I think it is a matter of “Digital Literacy 101” that e-mail addresses send tacit messages about our digital identity. Thus, I would not be surprised to see my cloud provider talk to my CIO because I and a hundred workmates are using their solution… if I had provided my pro address. I would be but angry – and the data leakage definitely suable at least under Spanish law – had I provided my personal address.
This is, of course, very related with personal/pro uses of devices that I can bring to my own work.

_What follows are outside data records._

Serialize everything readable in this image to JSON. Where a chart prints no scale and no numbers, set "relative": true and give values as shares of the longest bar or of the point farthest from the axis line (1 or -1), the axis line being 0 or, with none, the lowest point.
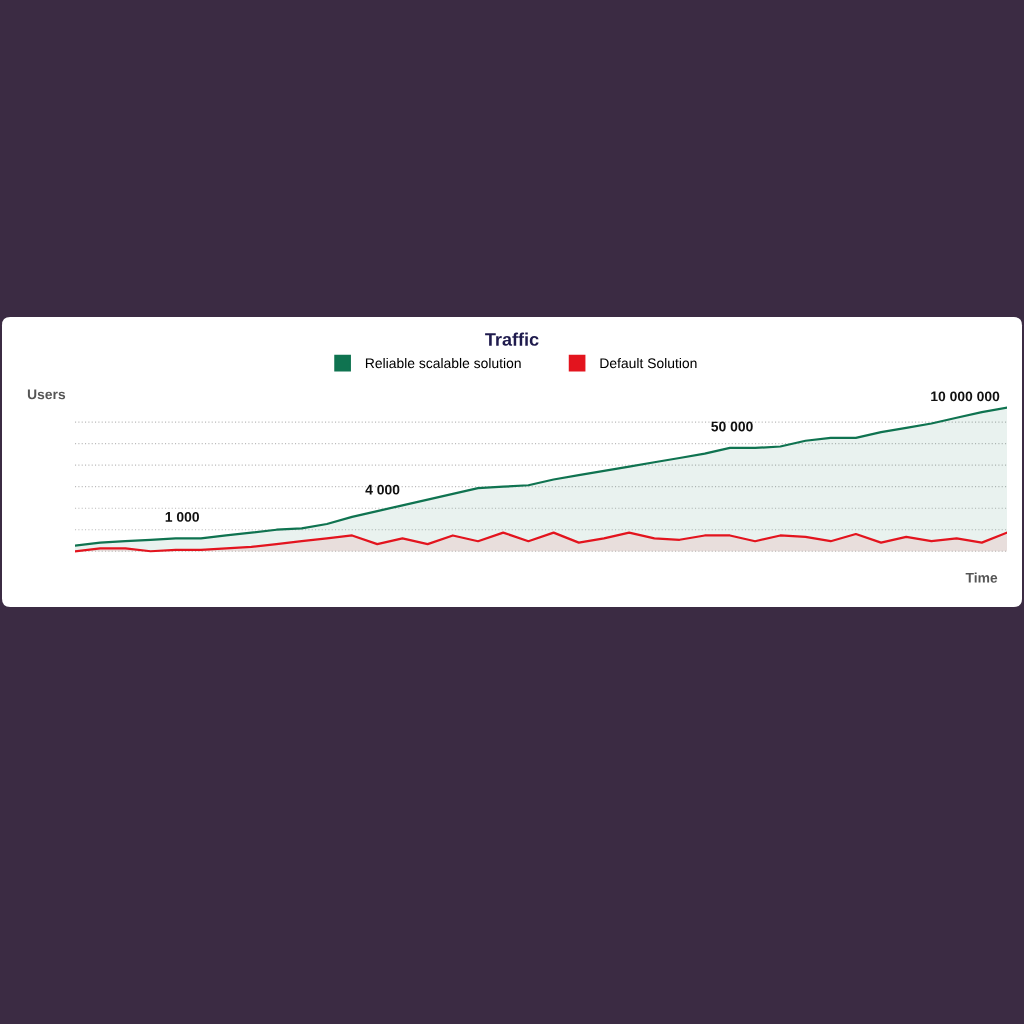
{
  "chart_data": {
    "type": "area",
    "title": "Traffic",
    "xlabel": "Time",
    "ylabel": "Users",
    "relative": true,
    "grid": "y",
    "legend": "top",
    "marker": "none",
    "line_style": "solid",
    "categories": [
      null,
      null,
      null,
      null,
      null,
      null,
      null,
      null,
      null,
      null,
      null,
      null,
      null,
      null,
      null,
      null,
      null,
      null,
      null,
      null,
      null,
      null,
      null,
      null,
      null,
      null,
      null,
      null,
      null,
      null,
      null,
      null,
      null,
      null,
      null,
      null,
      null,
      null
    ],
    "series": [
      {
        "name": "Reliable scalable solution",
        "color": "#0f7350",
        "values": [
          0.04,
          0.06,
          0.07,
          0.08,
          0.09,
          0.09,
          0.11,
          0.13,
          0.15,
          0.16,
          0.19,
          0.24,
          0.28,
          0.32,
          0.36,
          0.4,
          0.44,
          0.45,
          0.46,
          0.5,
          0.53,
          0.56,
          0.59,
          0.62,
          0.65,
          0.68,
          0.72,
          0.72,
          0.73,
          0.77,
          0.79,
          0.79,
          0.83,
          0.86,
          0.89,
          0.93,
          0.97,
          1
        ]
      },
      {
        "name": "Default Solution",
        "color": "#e3141e",
        "values": [
          0,
          0.02,
          0.02,
          0,
          0.01,
          0.01,
          0.02,
          0.03,
          0.05,
          0.07,
          0.09,
          0.11,
          0.05,
          0.09,
          0.05,
          0.11,
          0.07,
          0.13,
          0.07,
          0.13,
          0.06,
          0.09,
          0.13,
          0.09,
          0.08,
          0.11,
          0.11,
          0.07,
          0.11,
          0.1,
          0.07,
          0.12,
          0.06,
          0.1,
          0.07,
          0.09,
          0.06,
          0.13
        ]
      }
    ],
    "annotations": [
      "1 000",
      "4 000",
      "50 000",
      "10 000 000"
    ]
  }
}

Our organization was recently contacted by a personal cloud provider, quite similar to what you have mentioned in your post. And for compliance, we setup a corporate/enterprise agreement. The points you make are quite relevant. Our approach is that we will contact the users who have registered a cloud account with their corporate email, request that they provide assurance that it’s for corporate purposes, and if so, they will become part of the corporate agreement and have to justify the monthly/annual costs to their Director or above. It’s not the best process, but it works, for now at least. There has to be some level of acceptance that accounts registered with your corporate email, do indeed indicate that they are being used for corporate purposes. And if that is the case, then we should be compliant, and if not, then the user should reconsider.
Hi Andrea,
When you tweeted the link to this piece, you tagged it with #opengov. I’m curious as to how you see this as related to Open Government, or if it was just a typo.
Also, in case you haven’t seen it, this is worth a read, on how we might define ‘open government’:
http://integrilicio.us/2012/05/22/a-working-definition-of-open-government
Andrew,
it is relevant as open data as well and social media will be tools that employees will use on their devoces of choice.